AgentSkillsCN

cloud-native-engineering-standards

从伊斯兰 Todo 项目中提炼出微服务、事件驱动架构与云原生部署的工业级标准。

SKILL.md
--- frontmatter
name: cloud-native-engineering-standards
description: Industrial-grade standards for microservices, event-driven architecture, and cloud-native deployments synthesized from the Islamic Todo Project.

Cloud-Native Engineering Standards

This skill documents the high-level architectural standards and engineering principles applied to build a scalable, resilient, and distributed application.

1. Architectural Patterns

Microservices at Scale

  • Decoupling: Services (Backend/Frontend) should be independent. Use Dapr (Distributed Application Runtime) to abstract away infrastructure (State Management, Pub/Sub, Service Discovery).
  • Sidecar Pattern: Offload cross-cutting concerns (mTLS, retries, tracing) to a sidecar container to keep the application code clean.

Event-Driven Architecture (EDA)

  • Async Communication: Primary communication between services should be asynchronous via a message broker (Kafka).
  • Pub/Sub Strategy: Producers publish "events" (e.g., task-updated), and multiple consumers subscribe dynamically. This prevents tight coupling and allows for easy addition of new services (e.g., a notification service).

2. Infrastructure & Operations

KRaft-based Kafka (Modern Architecture)

  • ZooKeeper-less: Use Kafka in KRaft mode for simpler management and faster recovery.
  • Resource Partitioning: Use KafkaNodePool to separate broker roles and optimize resource usage on local clusters.

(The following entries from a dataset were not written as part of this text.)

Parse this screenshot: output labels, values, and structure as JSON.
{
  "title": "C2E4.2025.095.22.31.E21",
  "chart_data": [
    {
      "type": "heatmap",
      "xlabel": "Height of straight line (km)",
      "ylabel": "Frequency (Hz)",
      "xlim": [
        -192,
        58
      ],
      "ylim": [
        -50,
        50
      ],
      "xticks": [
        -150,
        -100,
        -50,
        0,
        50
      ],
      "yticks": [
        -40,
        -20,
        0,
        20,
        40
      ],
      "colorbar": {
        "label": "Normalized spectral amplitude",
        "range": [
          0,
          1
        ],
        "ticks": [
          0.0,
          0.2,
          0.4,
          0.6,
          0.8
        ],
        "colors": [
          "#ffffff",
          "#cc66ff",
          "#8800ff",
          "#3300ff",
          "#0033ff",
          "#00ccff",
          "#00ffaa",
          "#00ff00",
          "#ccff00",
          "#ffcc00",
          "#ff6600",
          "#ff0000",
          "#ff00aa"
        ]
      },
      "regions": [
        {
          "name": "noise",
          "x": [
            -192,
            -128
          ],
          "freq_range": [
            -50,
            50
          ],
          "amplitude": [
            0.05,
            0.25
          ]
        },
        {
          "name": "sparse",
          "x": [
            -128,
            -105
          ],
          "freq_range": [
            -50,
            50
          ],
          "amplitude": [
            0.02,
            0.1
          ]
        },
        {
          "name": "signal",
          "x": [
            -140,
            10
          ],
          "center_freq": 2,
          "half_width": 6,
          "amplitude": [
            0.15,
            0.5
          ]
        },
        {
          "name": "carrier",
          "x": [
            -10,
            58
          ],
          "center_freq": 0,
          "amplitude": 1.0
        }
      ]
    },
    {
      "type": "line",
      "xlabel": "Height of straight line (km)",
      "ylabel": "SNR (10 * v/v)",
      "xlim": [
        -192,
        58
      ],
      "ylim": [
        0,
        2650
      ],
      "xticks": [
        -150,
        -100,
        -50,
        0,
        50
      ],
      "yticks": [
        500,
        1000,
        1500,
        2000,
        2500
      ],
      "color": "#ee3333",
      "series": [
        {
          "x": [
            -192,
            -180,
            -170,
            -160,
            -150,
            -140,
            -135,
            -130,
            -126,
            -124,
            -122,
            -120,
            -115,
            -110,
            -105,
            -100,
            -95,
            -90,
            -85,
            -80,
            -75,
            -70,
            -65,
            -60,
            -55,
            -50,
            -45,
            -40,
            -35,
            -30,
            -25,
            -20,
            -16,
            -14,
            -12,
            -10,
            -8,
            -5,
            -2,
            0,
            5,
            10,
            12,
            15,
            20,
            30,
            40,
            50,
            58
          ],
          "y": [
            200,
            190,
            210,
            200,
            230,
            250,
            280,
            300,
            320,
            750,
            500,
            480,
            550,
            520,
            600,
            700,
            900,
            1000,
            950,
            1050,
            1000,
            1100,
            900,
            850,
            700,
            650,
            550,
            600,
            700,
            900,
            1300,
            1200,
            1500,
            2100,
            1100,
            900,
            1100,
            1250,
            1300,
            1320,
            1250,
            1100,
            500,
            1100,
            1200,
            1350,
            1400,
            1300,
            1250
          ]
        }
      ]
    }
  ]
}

Declarative Deployment (Helm)

  • Templating: Never use raw Kubernetes YAMLs for complex apps. Use Helm charts to manage environments (Dev/Prod) through values.yaml.
  • Dependency Management: Define infrastructure dependencies (Kafka, Redis, Ingress) as part of the chart or its sub-charts.

3. Production Hardening

Multi-Stage Containerization

  • Layer Optimization: Use multi-stage Docker builds to keep production images minimal and secure.
  • Rootless Execution: Always run containers with non-root users (UID/GID 1000) to minimize security risks.

Stability Probes

  • Startup Grace Period: AI-heavy or library-rich services take time to initialize. Use initialDelaySeconds: 120 for Liveness and 60 for Readiness to prevent "restart loops" on slow nodes.
  • Dapr Connectivity: Ensure Dapr sidecars wait for the application port to be active before accepting traffic.

4. Resilience & Observability

State Management

  • Statestore Abstraction: Apps should not connect directly to Redis/Postgres for state. Use Dapr StateStore APIs. This allows switching from Redis to In-Memory or Azure CosmosDB without changing a single line of application code.

Security (Zero Trust)

  • mTLS by Default: Every pod-to-pod communication must be encrypted. Dapr-Sentry ensures automatic rotation and management of identity certificates.
  • Network Policies: Limit traffic only to allowed paths (e.g., Frontend only talks to Backend, Backend only talks to Kafka).

5. Development Workflow (Local-to-Cloud)

Minikube Optimization

  • Daemon Sync: Point the Docker CLI to Minikube (minikube docker-env) to avoid pushing images to external registries during rapid dev cycles.
  • Resource Constraints: When node pressure is high, disable non-essential operator components (Topic/User operators) or scale down non-critical UI dashboard pods.